The Yellow-Violet Pair

Yellow-violet complements appear in luxury and creative contexts: - The Los Angeles Lakers' gold and purple - Hallmark's gold on purple crown logo - Various cryptocurrency project branding

A balanced yellow-violet palette: - Vivid yellow: #FBBF24 - Deep violet: #7C3AED - Pale yellow: #FEF3C7 - Soft violet: #EDE9FE

Building a Complementary Color Palette

When working with complementary colors in a full design, you rarely use just two colors at full saturation.
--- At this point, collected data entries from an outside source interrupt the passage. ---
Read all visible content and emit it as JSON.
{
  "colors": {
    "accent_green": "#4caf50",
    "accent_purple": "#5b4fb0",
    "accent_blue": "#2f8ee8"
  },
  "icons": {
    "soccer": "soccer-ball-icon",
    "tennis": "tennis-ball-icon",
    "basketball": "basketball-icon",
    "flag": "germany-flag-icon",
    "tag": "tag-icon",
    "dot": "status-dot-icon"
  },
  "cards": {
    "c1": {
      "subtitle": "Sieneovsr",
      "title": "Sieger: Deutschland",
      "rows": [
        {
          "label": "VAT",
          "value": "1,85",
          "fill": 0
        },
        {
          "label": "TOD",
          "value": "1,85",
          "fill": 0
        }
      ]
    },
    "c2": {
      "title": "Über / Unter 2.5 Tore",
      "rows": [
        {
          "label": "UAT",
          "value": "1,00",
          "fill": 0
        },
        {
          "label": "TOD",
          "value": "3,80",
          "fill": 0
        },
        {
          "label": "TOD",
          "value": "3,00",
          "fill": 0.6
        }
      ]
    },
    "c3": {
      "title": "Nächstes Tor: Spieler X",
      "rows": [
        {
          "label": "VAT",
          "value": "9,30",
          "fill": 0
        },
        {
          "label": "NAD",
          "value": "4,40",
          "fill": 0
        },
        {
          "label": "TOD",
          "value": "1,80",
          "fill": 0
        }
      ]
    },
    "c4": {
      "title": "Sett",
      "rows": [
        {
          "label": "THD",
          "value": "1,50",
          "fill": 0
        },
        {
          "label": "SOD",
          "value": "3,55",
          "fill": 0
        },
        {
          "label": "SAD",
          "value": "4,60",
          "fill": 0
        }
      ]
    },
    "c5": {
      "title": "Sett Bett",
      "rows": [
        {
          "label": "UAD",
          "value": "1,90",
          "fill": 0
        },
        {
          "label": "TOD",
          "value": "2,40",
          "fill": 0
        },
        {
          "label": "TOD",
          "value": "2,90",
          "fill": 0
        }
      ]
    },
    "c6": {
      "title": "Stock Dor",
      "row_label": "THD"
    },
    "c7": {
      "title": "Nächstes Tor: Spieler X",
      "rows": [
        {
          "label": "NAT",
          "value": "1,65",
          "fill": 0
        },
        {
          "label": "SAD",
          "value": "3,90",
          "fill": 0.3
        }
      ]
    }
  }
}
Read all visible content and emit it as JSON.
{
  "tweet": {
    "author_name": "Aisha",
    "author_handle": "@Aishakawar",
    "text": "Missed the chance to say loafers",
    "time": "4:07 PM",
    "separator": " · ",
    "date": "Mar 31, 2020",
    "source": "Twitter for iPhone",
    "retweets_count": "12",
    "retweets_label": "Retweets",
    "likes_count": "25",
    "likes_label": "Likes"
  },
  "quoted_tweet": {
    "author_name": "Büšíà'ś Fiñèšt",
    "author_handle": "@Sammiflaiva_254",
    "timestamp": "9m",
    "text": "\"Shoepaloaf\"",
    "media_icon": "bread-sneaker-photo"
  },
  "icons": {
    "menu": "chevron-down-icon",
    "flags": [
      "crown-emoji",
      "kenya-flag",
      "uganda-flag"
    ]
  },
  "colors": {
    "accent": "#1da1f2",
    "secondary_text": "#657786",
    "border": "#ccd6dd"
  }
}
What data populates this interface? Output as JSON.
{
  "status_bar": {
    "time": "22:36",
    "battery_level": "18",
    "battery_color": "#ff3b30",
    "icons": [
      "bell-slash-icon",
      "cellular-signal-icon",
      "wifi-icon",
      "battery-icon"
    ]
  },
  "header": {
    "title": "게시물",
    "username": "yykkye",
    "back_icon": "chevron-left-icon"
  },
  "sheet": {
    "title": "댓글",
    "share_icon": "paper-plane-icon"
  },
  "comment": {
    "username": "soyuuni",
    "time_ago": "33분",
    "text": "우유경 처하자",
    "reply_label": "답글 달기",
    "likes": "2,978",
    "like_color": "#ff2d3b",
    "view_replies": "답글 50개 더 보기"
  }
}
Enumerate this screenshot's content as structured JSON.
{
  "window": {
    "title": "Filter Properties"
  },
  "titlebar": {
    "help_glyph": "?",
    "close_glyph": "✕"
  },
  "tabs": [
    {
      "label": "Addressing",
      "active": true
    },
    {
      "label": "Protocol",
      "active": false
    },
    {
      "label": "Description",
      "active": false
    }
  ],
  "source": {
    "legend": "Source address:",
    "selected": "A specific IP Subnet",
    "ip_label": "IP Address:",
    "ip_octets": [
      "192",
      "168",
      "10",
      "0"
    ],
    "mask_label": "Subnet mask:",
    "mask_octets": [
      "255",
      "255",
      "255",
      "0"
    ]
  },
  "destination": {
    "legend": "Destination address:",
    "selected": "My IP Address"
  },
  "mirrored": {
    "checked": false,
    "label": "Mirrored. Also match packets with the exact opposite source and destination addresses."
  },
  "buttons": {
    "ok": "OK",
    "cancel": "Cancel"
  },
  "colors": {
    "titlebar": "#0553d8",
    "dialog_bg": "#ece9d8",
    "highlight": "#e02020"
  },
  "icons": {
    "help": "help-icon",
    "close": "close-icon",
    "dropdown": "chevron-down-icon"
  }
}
A well-developed complementary palette typically includes:

  1. Primary hue — the dominant color at moderate saturation
  2. Primary tints — lighter versions (adding white) for backgrounds and surfaces
  3. Primary shades — darker versions (adding black) for text and borders
  4. Complement accent — the opposite color, used sparingly for emphasis
  5. Complement tints — for hover states and secondary elements
  6. Neutrals — grey or off-white to give the eye a rest

Example: Blue + Orange Palette

Role Color HEX
Primary Deep blue #1E3A8A
Primary mid Medium blue #3B82F6
Primary light Sky blue #BFDBFE
Accent Vivid orange #F97316
Accent light Peach #FFEDD5
Neutral Warm grey #6B7280

Use the Palette Generator to automatically generate a complementary scheme from any starting color and explore all the variations.

Key Takeaways

  • Complementary colors are directly opposite each other on the color wheel (180 degrees apart in HSL) and create the highest possible contrast between two hues.
  • The main complementary pairs in design are red-green, blue-orange, and yellow-violet.
  • Full-saturation complementary colors vibrate visually — this is called simultaneous contrast and is a physiological response, not a design choice to avoid but one to understand.
  • Manage tension by desaturating one color, adjusting lightness, or using one color as a dominant and the other as a small accent.
  • Complementary schemes are effective for CTAs, sports branding, and safety signage because maximum contrast naturally draws the eye.
  • Red-green complements require extra care for accessibility — never rely on color alone to distinguish red from green elements, as this is the most common form of color blindness.
  • Use the Palette Generator to find your complementary color instantly and build out a full palette from any starting hex code.